PAUL CADMUS: No. I wish I knew Ingres's exact words, because he put it better. I've collected all these little snippets and things that I keep in my commonplace book, but I can't quote them without looking them up.
JUDD TULLY: Could you explain a little bit about the commonplace book?
PAUL CADMUS: It's a book in which I keep quotations of little things I see in the articles, things I find from books. In fact, I can bring it out and show it to you. Why don't you turn that thing off for a moment and I'll show you the book.
JUDD TULLY: Yes.
PAUL CADMUS: You mentioned the Degas one earlier. What he said was, [reading] "No art was ever less spontaneous than mine. What I do is a result of reflection and study of the great masters. Of inspiration, spontaneity, temperament, I know nothing."
JUDD TULLY: And these are entries you made in longhand in this kind of oversized folio?
PAUL CADMUS: Yes.

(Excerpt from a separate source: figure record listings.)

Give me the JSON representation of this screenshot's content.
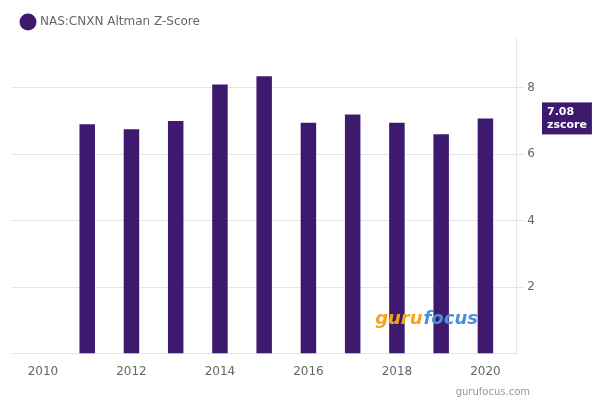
{
  "chart_data": {
    "type": "bar",
    "x": [
      2011,
      2012,
      2013,
      2014,
      2015,
      2016,
      2017,
      2018,
      2019,
      2020
    ],
    "series": [
      {
        "name": "NAS:CNXN Altman Z-Score",
        "color": "#3d1a6e",
        "values": [
          6.9,
          6.75,
          7.0,
          8.1,
          8.35,
          6.95,
          7.2,
          6.95,
          6.6,
          7.08
        ]
      }
    ],
    "xlim": [
      2009.3,
      2020.7
    ],
    "xticks": [
      2010,
      2012,
      2014,
      2016,
      2018,
      2020
    ],
    "ylim": [
      0,
      9.5
    ],
    "yticks": [
      2,
      4,
      6,
      8
    ],
    "grid": "y",
    "legend": "upper left",
    "annotations": [
      {
        "text": "7.08\nzscore",
        "y": 7.08,
        "color": "#3d1a6e"
      },
      {
        "text": [
          "guru",
          "focus"
        ],
        "colors": [
          "#f5a31a",
          "#4a90d9"
        ]
      },
      {
        "text": "gurufocus.com",
        "color": "#999999"
      }
    ]
  }
}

Well, it's a book somebody gave me to sketch in, but I didn't think it was good enough quality paper to work on. In fact Lincoln gave me this book. Here's a quote from Eakins that I just came across recently. He said, [reading] "My honors are misunderstanding, persecution and neglect -- enhanced because unsought." [chuckles] Oh, there are wonderful quotations in here. You should see these. Of course they are really snippets. There are no very long thoughts.